There are many risk factors contributing to the occurrence of fractures, including decreased bone mineral density (BMD), low vitamin D levels, lower limb strength, sensory system function (vision, vestibular, and proprioception), flexibility, and postural balance decline (Low Choy et al., 2007; Melton et al., 2010; Jang et al., 2012; Louer et al., 2016). However, the role of climate in the incidence of fracture has received much less attention, so its real impact has yet to be fully elucidated. Recently, emerging studies (Jacobsen et al., 1995; Levy et al., 1998; Jacobsen et al., 1999; Lin and Xiraxagar, 2006; Bischoff-Ferrari et al., 2007; Tenías et al., 2009; Lau et al., 2010; Turner et al., 2010; Leavy et al., 2013; Giladi et al., 2014; van den Brand et al., 2014; Tenías et al., 2015; Al-Azzani et al., 2016; Fraenkel et al., 2017; Mazzucchelli et al., 2018; Lofthus et al., 2001; Mirchandani et al., 2005; Murray et al., 2011; Modarres et al., 2012; Modarres et al., 2014; Koren et al., 2014; Jo et al., 2018; Segal et al., 2018; Warrender et al., 2018) have focused on the influence of meteorological factors on the incidence of fractures, especially temperature, relative humidity (RH), freezing rain, and snow, but the results are inconsistent.
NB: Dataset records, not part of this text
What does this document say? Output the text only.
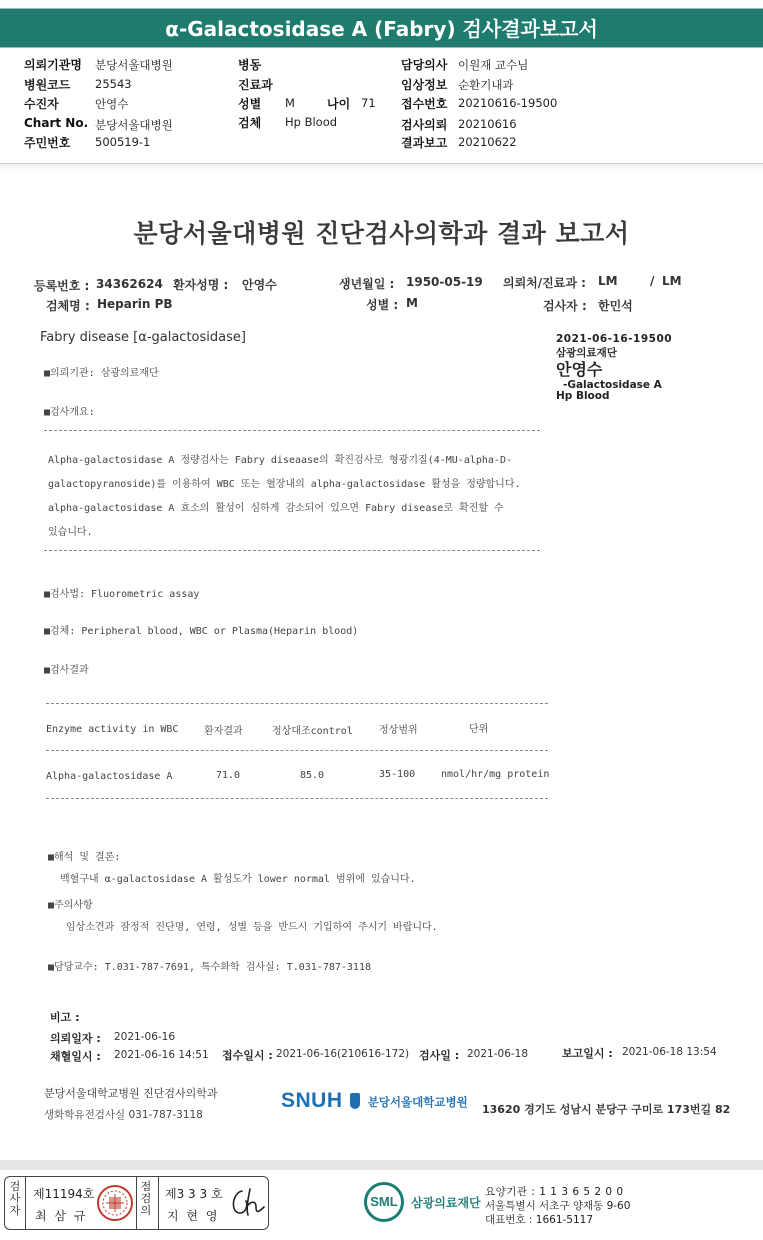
α-Galactosidase A (Fabry) 검사결과보고서
의뢰기관명 분당서울대병원
병원코드 25543
수진자	안영수
Chart No. 분당서울대병원
주민번호 500519-1
병동
진료과
성별 M
검체 Hp Blood
나이 71
담당의사 이원재 교수님
임상정보 순환기내과
접수번호 20210616-19500
검사의뢰 20210616
결과보고 20210622
분당서울대병원 진단검사의학과 결과 보고서
등록번호 : 34362624 환자성명 : 안영수	생년월일 : 1950-05-19 의뢰처/진료과 : LM	/ LM
검체명 : Heparin PB	성별 : M	검사자 : 한민석
Fabry disease [α-galactosidase]	2021-06-16-19500
삼광의료재단
안영수
-Galactosidase A
Hp Blood
■의뢰기관: 삼광의료재단
■검사개요:
Alpha-galactosidase A 정량검사는 Fabry diseaase의 확진검사로 형광기질(4-MU-alpha-D-
galactopyranoside)를 이용하여 WBC 또는 혈장내의 alpha-galactosidase 활성을 정량합니다.
alpha-galactosidase A 효소의 활성이 심하게 감소되어 있으면 Fabry disease로 확진할 수
있습니다.
■검사법: Fluorometric assay
■검체: Peripheral blood, WBC or Plasma(Heparin blood)
■검사결과
Enzyme activity in WBC	환자결과	정상대조control	정상범위	단위
Alpha-galactosidase A	71.0	85.0	35-100	nmol/hr/mg protein
■해석 및 결론:
백혈구내 α-galactosidase A 활성도가 lower normal 범위에 있습니다.
■주의사항
임상소견과 잠정적 진단명, 연령, 성별 등을 반드시 기입하여 주시기 바랍니다.
■담당교수: T.031-787-7691, 특수화학 검사실: T.031-787-3118
비고 :
의뢰일자 : 2021-06-16
채혈일시 : 2021-06-16 14:51 접수일시 : 2021-06-16(210616-172) 검사일 : 2021-06-18	보고일시 : 2021-06-18 13:54
분당서울대학교병원 진단검사의학과
생화학유전검사실 031-787-3118
SNUH $^{분당서울대학교병원}$
13620 경기도 성남시 분당구 구미로 173번길 82
검사자
제11194호
최 삼 규
점검의
제3 3 3 호
지 현 영
SML 삼광의료재단
요양기관 : 1 1 3 6 5 2 0 0
서울특별시 서초구 양재동 9-60
대표번호 : 1661-5117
The fracture types varied in these studies, among which hip fractures (HFs), distal forearm fractures (DFFs), and distal radius fractures (DRFs) were dominantly and contribute significantly to the burden of fractures. For instance, Tenías et al. (2009) found that higher temperature was associated with higher fracture incidence. But Bischoff-Ferrari et al. (2007) reported that higher winter temperatures were inversely related to the risk for DRFs and ankle fractures. As for freezing rain the main result of previous studies is that the day with freezing rain is associated with a higher although some were not statistically significant incidence of fractures (Levy et al., 1998; Jacobsen et al., 1999; Giladi et al., 2014), but contrary results also exist (Jacobsen et al., 1995). For snow, the results of previous studies are the same as freezing rain (Jacobsen et al., 1995; Jacobsen et al., 1999; Leavy et al., 2013; Giladi et al., 2014; van den Brand et al., 2014; Al-Azzani et al., 2016; Mazzucchelli et al., 2018). For other meteorological variables (e.g. rainfall, RH, sunlight duration, dew, frost, fog, storm, high wind, and temperature ≦ 0 °C) inconsistent results also existed.

As fractures require a multidisciplinary treatment approach, ranging from surgery to physiotherapy and rehabilitation, thus, the identification of the risk factors for fractures, including meteorological variables, is critical to the development of effective preventive programs and healthcare resources planning. Although there are emerging studies exploring the relationship between meteorological factors and fractures, the focused meteorological factors and conclusions of each study are different. Therefore, we conducted this meta-analysis of previous findings with the main aim to explore the association, to quantify the size of the effects, and to identify the vulnerable populations for prevention.